Lab 2

Published

2024-01-09

General Instructions

  • Submit your work via Canvas.
  • The deadline for this Lab is specified on the Calendar.

Your response should include a Quarto file (.qmd) and an HTML document that is the result of applying your Quarto file to the data we’ve provided.

A Quarto template for Lab 2 is found in the templates section of our 500-data page.

Data

Lab 2 uses the canc3.csv data file, which is available in the data folder on the 500-data page.

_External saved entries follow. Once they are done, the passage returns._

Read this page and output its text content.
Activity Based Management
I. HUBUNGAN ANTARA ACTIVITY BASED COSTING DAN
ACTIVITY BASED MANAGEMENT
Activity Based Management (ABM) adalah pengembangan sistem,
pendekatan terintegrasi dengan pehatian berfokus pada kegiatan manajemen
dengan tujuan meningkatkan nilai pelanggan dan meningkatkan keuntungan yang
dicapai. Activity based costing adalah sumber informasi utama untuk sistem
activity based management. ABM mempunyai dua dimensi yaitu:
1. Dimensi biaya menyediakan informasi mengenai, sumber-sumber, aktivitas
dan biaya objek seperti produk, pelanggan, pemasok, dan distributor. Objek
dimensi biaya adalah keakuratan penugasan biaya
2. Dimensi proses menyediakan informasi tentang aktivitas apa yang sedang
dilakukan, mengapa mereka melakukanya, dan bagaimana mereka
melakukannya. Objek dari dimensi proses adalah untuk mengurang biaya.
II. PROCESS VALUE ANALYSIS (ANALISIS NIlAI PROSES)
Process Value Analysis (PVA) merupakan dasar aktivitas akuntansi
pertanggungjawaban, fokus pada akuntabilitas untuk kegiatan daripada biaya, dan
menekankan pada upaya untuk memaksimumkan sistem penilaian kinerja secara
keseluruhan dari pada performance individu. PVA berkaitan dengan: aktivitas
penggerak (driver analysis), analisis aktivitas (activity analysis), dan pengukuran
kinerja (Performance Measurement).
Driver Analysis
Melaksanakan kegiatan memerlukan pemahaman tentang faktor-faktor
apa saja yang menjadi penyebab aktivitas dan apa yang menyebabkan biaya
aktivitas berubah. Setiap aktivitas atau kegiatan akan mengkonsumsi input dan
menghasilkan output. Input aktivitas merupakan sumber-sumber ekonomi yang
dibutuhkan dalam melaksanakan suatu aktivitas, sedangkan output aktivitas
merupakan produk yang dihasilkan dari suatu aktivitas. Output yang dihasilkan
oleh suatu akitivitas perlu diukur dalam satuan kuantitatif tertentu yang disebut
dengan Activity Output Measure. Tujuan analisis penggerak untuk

We have completed the data collection in a simulated study of 400 subjects with cancer, where 150 have received an intervention, while the remaining 250 received usual care control. The primary aims of the study are to learn about the impact of the intervention on patient survival and whether or not the patient enters hospice.

The Codebook

The data file includes 400 observations, on 12 variables.

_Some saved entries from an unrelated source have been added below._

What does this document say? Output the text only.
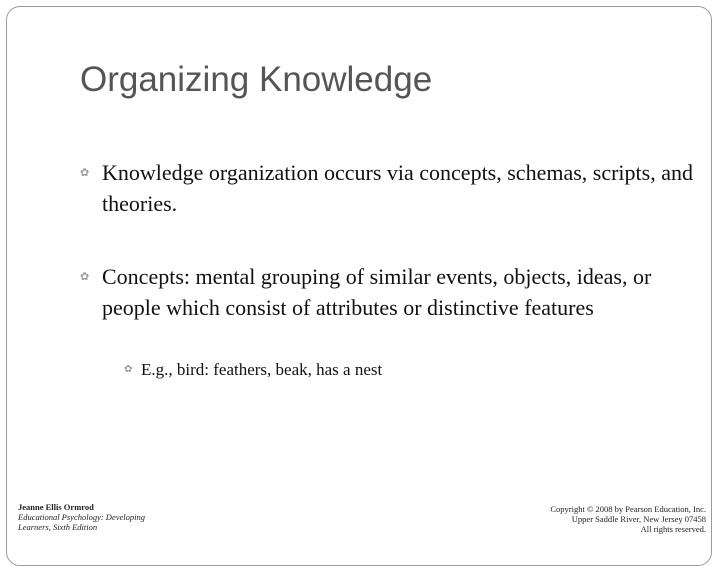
Organizing Knowledge
✿ Knowledge organization occurs via concepts, schemas, scripts, and theories.
✿ Concepts: mental grouping of similar events, objects, ideas, or people which consist of attributes or distinctive features
✿ E.g., bird: feathers, beak, has a nest
Jeanne Ellis Ormrod
Educational Psychology: Developing
Learners, Sixth Edition
Copyright © 2008 by Pearson Education, Inc.
Upper Saddle River, New Jersey 07458
All rights reserved.
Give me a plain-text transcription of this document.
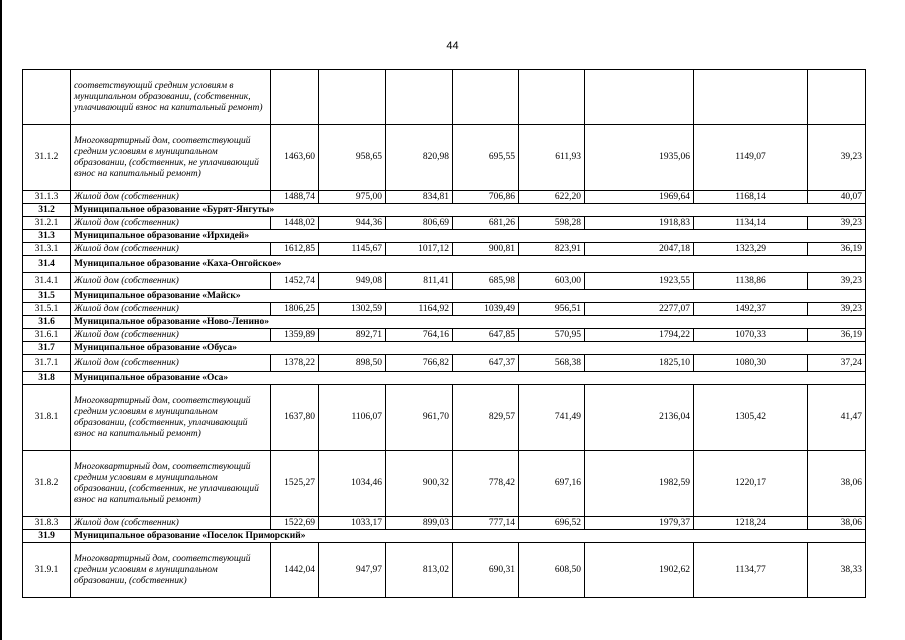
44
	соответствующий средним условиям в муниципальном образовании, (собственник, уплачивающий взнос на капитальный ремонт)								
31.1.2	Многоквартирный дом, соответствующий средним условиям в муниципальном образовании, (собственник, не уплачивающий взнос на капитальный ремонт)	1463,60	958,65	820,98	695,55	611,93	1935,06	1149,07	39,23
31.1.3	Жилой дом (собственник)	1488,74	975,00	834,81	706,86	622,20	1969,64	1168,14	40,07
31.2	Муниципальное образование «Бурят-Янгуты»								
31.2.1	Жилой дом (собственник)	1448,02	944,36	806,69	681,26	598,28	1918,83	1134,14	39,23
31.3	Муниципальное образование «Ирхидей»								
31.3.1	Жилой дом (собственник)	1612,85	1145,67	1017,12	900,81	823,91	2047,18	1323,29	36,19
31.4	Муниципальное образование «Каха-Онгойское»								
31.4.1	Жилой дом (собственник)	1452,74	949,08	811,41	685,98	603,00	1923,55	1138,86	39,23
31.5	Муниципальное образование «Майск»								
31.5.1	Жилой дом (собственник)	1806,25	1302,59	1164,92	1039,49	956,51	2277,07	1492,37	39,23
31.6	Муниципальное образование «Ново-Ленино»								
31.6.1	Жилой дом (собственник)	1359,89	892,71	764,16	647,85	570,95	1794,22	1070,33	36,19
31.7	Муниципальное образование «Обуса»								
31.7.1	Жилой дом (собственник)	1378,22	898,50	766,82	647,37	568,38	1825,10	1080,30	37,24
31.8	Муниципальное образование «Оса»								
31.8.1	Многоквартирный дом, соответствующий средним условиям в муниципальном образовании, (собственник, уплачивающий взнос на капитальный ремонт)	1637,80	1106,07	961,70	829,57	741,49	2136,04	1305,42	41,47
31.8.2	Многоквартирный дом, соответствующий средним условиям в муниципальном образовании, (собственник, не уплачивающий взнос на капитальный ремонт)	1525,27	1034,46	900,32	778,42	697,16	1982,59	1220,17	38,06
31.8.3	Жилой дом (собственник)	1522,69	1033,17	899,03	777,14	696,52	1979,37	1218,24	38,06
31.9	Муниципальное образование «Поселок Приморский»								
31.9.1	Многоквартирный дом, соответствующий средним условиям в муниципальном образовании, (собственник)	1442,04	947,97	813,02	690,31	608,50	1902,62	1134,77	38,33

Variable Description Notes
subject Study ID number 1-250 are control, 251-400 are intervention
treated Treatment status 1 = intervention (150), 0 = control (250)
age Patient age At study entry, Observed range: 34, 93 years
female Patient sex 1 = female (n = 258), 0 = male (n = 142)
race Patient’s race 1 = Caucasian / White (n = 317), 0 = not (n = 83)
married Marital status At study entry: 1 = Married (n = 245), 0 = not (n = 155)
typeca Type of cancer 3 categories: 1 = GI/colorectal (n = 177), 2 = Lung (n = 129), 3 = GYN (n = 94).
stprob 5-year survival Model probability of 5-year survival, based on type and stage of cancer. Observed range: 0.01, 0.72
charlson Charlson score Comorbidity index at baseline: higher scores indicate greater comorbidity. Observed range: 0-7.
ecog ECOG score 0 = fully active, 1 = restricted regarding physically strenuous activity, 2 = ambulatory, can self-care, otherwise limited, 3 = capable of only limited self-care.
alive Mortality Status Alive at study conclusion & 1 = alive (n = 245), 0 = dead (n = 155)
hospice Hospice Status Entered hospice before death or study end & 1 = hospice (n = 143), 0 = no (n = 257)

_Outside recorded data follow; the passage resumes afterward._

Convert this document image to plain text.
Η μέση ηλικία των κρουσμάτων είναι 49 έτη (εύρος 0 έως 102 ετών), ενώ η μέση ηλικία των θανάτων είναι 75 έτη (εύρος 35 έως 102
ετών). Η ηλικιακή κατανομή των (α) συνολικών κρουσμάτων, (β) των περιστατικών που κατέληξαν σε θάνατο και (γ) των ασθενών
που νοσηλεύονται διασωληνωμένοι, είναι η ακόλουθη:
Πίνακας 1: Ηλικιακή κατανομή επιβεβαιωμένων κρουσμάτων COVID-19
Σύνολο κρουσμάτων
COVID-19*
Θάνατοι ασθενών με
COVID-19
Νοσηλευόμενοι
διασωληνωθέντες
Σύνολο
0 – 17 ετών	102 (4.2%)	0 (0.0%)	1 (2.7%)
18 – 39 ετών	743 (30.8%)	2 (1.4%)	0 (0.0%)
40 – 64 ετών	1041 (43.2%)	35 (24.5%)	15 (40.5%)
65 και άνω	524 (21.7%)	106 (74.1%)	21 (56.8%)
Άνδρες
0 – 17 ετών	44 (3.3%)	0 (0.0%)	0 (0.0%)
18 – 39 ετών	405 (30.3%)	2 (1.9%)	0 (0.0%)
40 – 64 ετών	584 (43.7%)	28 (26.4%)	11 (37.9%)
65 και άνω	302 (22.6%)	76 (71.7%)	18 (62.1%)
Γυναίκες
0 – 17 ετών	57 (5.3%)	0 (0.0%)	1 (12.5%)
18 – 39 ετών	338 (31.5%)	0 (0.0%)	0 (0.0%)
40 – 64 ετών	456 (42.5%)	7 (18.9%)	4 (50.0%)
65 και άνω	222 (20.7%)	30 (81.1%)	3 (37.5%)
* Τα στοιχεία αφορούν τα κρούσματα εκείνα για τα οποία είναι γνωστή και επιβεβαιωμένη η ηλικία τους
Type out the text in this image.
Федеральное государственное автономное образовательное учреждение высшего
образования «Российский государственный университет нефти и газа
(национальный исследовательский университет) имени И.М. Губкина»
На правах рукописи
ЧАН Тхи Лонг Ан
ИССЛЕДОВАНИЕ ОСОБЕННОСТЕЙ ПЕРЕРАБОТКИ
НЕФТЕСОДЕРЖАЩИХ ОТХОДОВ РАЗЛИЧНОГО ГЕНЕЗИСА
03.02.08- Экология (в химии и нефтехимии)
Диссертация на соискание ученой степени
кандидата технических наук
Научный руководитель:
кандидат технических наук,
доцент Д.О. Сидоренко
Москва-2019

Note: You are welcome to treat ecog and charlson as either quantitative or categorical variables in developing your response.

Task 1.

Ignoring the covariate information, provide an appropriate (unadjusted) estimate (with point estimate and 95% confidence interval) of the effect of the intervention on each of the two binary outcomes; first survival, and then hospice entry. Be sure to describe the effect in English sentences, so that both the direction and magnitude are clear, and also be sure to specify the method you used in generating your estimates.

Task 2.

Next, fit a propensity score model to the data, using the eight pieces of covariate information, including age, gender, race, marital status, cancer type (which must be treated in R as a factor rather than just a continuous predictor) the model survival probability, Charlson index and ECOG. Do not include interactions between terms.

Task 3.

Evaluate Rubin’s Rule 1 and Rubin’s Rule 2 for the data taken as a whole. What can you conclude about the balance across the two exposure groups prior to using the propensity score? What do these results suggest about your model in Task 1?

Task 4.

Use direct adjustment for the (logit of) the propensity score in a logistic regression model for the hospice outcome to evaluate the intervention’s effect on hospice entry, developing a point estimate (this should be an odds ratio) and a 95% confidence interval.

Task 5.

In our first propensity score matching attempt with the canc3 data, we’ll apply a 1:1 match without replacement. Do the matching, and then evaluate the balance associated with this approach, as follows.

Task 5a.

Evaluate the degree of covariate imbalance before and after propensity score matching for each of the eight covariates and for the (linear and raw) propensity score. Do so by plotting the standardized differences. Your plot should include standardized differences that identify the three cancer types (one remaining as baseline) individually, one each for any other covariates you treat as quantitative, and an appropriate set of indicators for any others you treat as categorical, plus one for the linear propensity score, and one for the raw propensity score.

Task 5b.

Evaluate the balance imposed by your 1:1 match via calculation of Rubin’s Rule 1 and Rule 2 results, and comparing them to our results obtained prior to propensity adjustment in Task 3.

Task 5c.

Finally, find a point estimate (and 95% confidence interval) for the effect of the treatment on the hospice outcome, based on your 1:1 match on the propensity score. Since the outcomes are binary, you should be using a conditional logistic regression to establish odds ratio estimates, while accounting for the pairs.

Task 6.

Compare your unadjusted (Task 1), propensity score-adjusted (by regression: Task 4) and propensity matching (Task 5) estimates of the effect of the intervention on the hospice outcome in a table (or better, graph.) What can you conclude?